Como vemos na produção de 2002, Cinthia foi violentada sexualmente pelo traficante Zé Pequeno, o que iniciou a guerra entre ele e Mané Galinha. Após o abuso, a personagem de Sabrina foi deixada de lado, sem que soubéssemos o que aconteceu com ela depois. Segundo a atriz, “Cinthia pegou essa dor e focou na esperança, tanto que ela tem um Centro Comunitário, ela ajuda as crianças”. Ela explica que sua personagem “tem um projeto lindo de música. Ela não quer isso se repita”.

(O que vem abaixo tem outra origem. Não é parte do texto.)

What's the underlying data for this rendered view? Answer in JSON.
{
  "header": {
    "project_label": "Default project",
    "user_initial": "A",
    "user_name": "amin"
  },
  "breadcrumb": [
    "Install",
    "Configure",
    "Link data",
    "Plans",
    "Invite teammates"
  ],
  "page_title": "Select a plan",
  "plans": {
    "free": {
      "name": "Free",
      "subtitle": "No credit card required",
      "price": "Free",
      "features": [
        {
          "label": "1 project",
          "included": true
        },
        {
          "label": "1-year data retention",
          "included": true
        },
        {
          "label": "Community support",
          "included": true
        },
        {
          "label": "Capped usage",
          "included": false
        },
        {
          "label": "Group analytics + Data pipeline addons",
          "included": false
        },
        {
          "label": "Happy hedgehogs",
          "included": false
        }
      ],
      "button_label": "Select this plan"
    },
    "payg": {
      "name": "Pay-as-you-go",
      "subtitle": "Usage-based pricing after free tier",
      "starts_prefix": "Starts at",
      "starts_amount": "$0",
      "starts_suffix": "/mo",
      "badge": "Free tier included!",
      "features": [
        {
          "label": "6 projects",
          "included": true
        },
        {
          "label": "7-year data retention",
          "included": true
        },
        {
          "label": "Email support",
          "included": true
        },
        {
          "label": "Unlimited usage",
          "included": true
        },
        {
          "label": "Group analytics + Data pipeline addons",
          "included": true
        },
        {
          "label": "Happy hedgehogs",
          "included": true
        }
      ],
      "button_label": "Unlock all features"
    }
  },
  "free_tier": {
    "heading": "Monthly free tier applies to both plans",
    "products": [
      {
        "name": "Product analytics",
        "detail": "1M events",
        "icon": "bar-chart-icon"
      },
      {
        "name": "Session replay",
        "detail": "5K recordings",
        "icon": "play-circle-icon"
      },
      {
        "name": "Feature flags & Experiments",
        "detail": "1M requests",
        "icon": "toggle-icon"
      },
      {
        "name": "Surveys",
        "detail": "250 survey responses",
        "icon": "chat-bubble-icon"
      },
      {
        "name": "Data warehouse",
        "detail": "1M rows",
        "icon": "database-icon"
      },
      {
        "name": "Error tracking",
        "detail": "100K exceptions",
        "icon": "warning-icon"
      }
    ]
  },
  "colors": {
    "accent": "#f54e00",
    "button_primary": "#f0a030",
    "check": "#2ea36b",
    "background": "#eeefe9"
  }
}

Já a dupla de amigos Buscapé e Barbantinho terminou o filme com um final mais positivo, com a comunidade longe das garras do finado Zé Pequeno. Segundo Rodrigues, seu personagem retorna mais experiente. “Quando a gente viu um Buscapé novinho, ele ainda estava aprendendo”, diz ele, que retorna com o personagem sendo um fotógrafo premiado. “Passamos aquela cena [do filme] que gravamos no jornal, ele não sabia o que que era uma ampliação [de foto] e hoje ele faz tudo, inclusive no laboratório”.
Barbantinho, por sua vez, retorna com mais participação. Enquanto no filme ele ficou à sombra de Buscapé, agora ele terá sua própria história. “Nessa série eles continuaram sendo grandes amigos, só que o Buscapé se distanciou da comunidade para seguir a carreira de fotógrafo e o Barbantinho permaneceu lá”, explica. Além disso, o personagem é motivado por uma tragédia familiar. “Ele perdeu a família e a partir desse momento se doou 100% à comunidade. Hoje ele é um líder comunitário e é presidente de associação. Ele é técnico de futebol da galera, arma os campeonatos e está tentando se eleger como vereador”.
Com direção de Aly Muritiba (Cangaço Novo), Cidade de Deus: A Luta Não Para também conta com Edson Oliveira, Thiago Martins, Marcos Palmeira e Andréia Horta no elenco. A série tem estreia marcada para agosto, pela Max.